L’Algérie a connu vendredi passé son cinquième vendredi consécutif de contestation. Après plus d’un mois de mobilisation pour réclamer le départ du président grabataire, Abdelaziz Bouteflika, au pouvoir depuis 20 ans, les rangs des manifestants n’ont fait que grossir, se comptant en millions. Le mouvement s’est propagé à de larges secteurs de la société. Plusieurs fédérations de l’UGTA, le syndicat officiel pro-Bouteflika, ont rejoint dans la protestation les syndicats indépendants de la CGATA. La semaine dernière, étudiants, professeurs, professionnels de santé, avocats, magistrats ont tour à tour manifesté contre un régime autoritaire et kleptocrate. «Les étudiants s'engagent, système dégage!» scandaient les jeunes manifestants
Ils n’étaient pas nés en 1988. Cette année-là, bien avant les printemps arabes, le pays avait connu une grande révolte populaire. Malheureusement étouffée par la répression (169 victimes, officiellement), puis par la victoire des islamistes dans les urnes, un coup d’Etat militaire et une sale guerre durant une décennie (100000 morts). En 2001, la Kabylie a connu un «printemps noir» marqué par le décès de 129 jeunes manifestants abattus par la gendarmerie. Le clan Bouteflika avait déjà pris le pouvoir, achetant la paix sociale par la redistribution d’une part de la manne pétrolière et gazière. Mais depuis quelques années, la présidence a répondu à la baisse des cours des hydrocarbures par une hausse des prix des biens de première nécessité qui, ajoutée au chômage massif et à l’absence de perspectives pour les jeunes, alimentent un mécontentement populaire atteignant son paroxysme ces jours-ci. Et la momie présidentielle s’accroche. C’est sûr, Bouteflika n’est pas Mujica, ce président uruguayen (2010-2015) qui, pour mémoire, vivait dans une petite ferme, versait 90% de son salaire à des organisations humanitaires et s’était retiré après un mandat seulement.

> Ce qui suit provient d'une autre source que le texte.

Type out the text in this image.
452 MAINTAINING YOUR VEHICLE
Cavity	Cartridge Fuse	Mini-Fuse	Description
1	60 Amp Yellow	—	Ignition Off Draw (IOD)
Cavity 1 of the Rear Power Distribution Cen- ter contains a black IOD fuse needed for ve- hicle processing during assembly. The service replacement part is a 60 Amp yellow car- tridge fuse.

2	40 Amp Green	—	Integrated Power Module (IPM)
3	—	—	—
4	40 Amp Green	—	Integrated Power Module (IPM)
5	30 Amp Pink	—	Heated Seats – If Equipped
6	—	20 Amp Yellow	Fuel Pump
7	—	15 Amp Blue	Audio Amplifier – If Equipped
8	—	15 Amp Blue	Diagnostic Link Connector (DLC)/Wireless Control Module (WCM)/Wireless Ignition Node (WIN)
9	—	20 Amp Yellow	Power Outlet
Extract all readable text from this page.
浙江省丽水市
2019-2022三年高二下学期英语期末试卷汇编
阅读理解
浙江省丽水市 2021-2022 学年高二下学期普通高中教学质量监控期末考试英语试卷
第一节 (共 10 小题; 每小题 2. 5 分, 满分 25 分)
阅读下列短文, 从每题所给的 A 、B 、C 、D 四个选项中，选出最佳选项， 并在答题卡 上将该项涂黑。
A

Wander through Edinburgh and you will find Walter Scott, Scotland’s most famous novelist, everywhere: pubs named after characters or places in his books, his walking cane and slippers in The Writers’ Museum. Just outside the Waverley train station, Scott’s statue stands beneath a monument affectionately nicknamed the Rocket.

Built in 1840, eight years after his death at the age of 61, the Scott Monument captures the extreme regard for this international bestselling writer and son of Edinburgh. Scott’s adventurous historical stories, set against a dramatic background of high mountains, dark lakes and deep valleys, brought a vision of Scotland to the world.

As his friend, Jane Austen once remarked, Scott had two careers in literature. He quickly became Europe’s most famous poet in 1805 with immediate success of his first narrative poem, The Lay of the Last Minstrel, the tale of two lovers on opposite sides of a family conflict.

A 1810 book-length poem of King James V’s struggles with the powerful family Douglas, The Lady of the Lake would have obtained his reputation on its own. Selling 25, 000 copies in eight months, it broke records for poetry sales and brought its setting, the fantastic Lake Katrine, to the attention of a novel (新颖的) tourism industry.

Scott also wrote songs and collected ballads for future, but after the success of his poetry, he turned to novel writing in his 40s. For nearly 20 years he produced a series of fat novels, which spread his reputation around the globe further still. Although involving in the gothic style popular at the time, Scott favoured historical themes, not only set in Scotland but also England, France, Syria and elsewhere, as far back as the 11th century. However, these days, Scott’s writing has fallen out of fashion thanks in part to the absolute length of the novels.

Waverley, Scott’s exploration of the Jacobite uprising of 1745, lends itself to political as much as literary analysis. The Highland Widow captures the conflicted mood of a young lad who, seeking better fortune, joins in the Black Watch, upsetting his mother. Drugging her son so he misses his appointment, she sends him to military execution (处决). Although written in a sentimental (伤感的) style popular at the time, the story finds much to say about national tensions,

Le printemps algérien inachevé pourrait enfin trouver son accomplissement. S’il n’est pas confisqué. Figure de l’indépendance, Djamila Bouhired a, dans une tribune, mis en garde contre les «serviteurs zélés du système fraîchement repentis»: «Plus d’un demi-siècle après la victoire sur la domination coloniale et l’accession du pays à l’indépendance, le système politique installé par la force en 1962 tente de survivre par la ruse pour continuer à opprimer les Algériens, détourner nos richesses et prolonger la tutelle néocoloniale de la France.» Agée de 84 ans, la combattante du FLN, condamnée a mort par les autorités françaises, a apporté un soutien remarqué aux manifestants en descendant dans la rue: «Vous avez ressuscité l’espoir, vous avez réinventé le rêve, vous nous avez permis de croire de nouveau à cette Algérie digne du sacrifice de ses martyrs et des aspirations étouffées de son peuple.»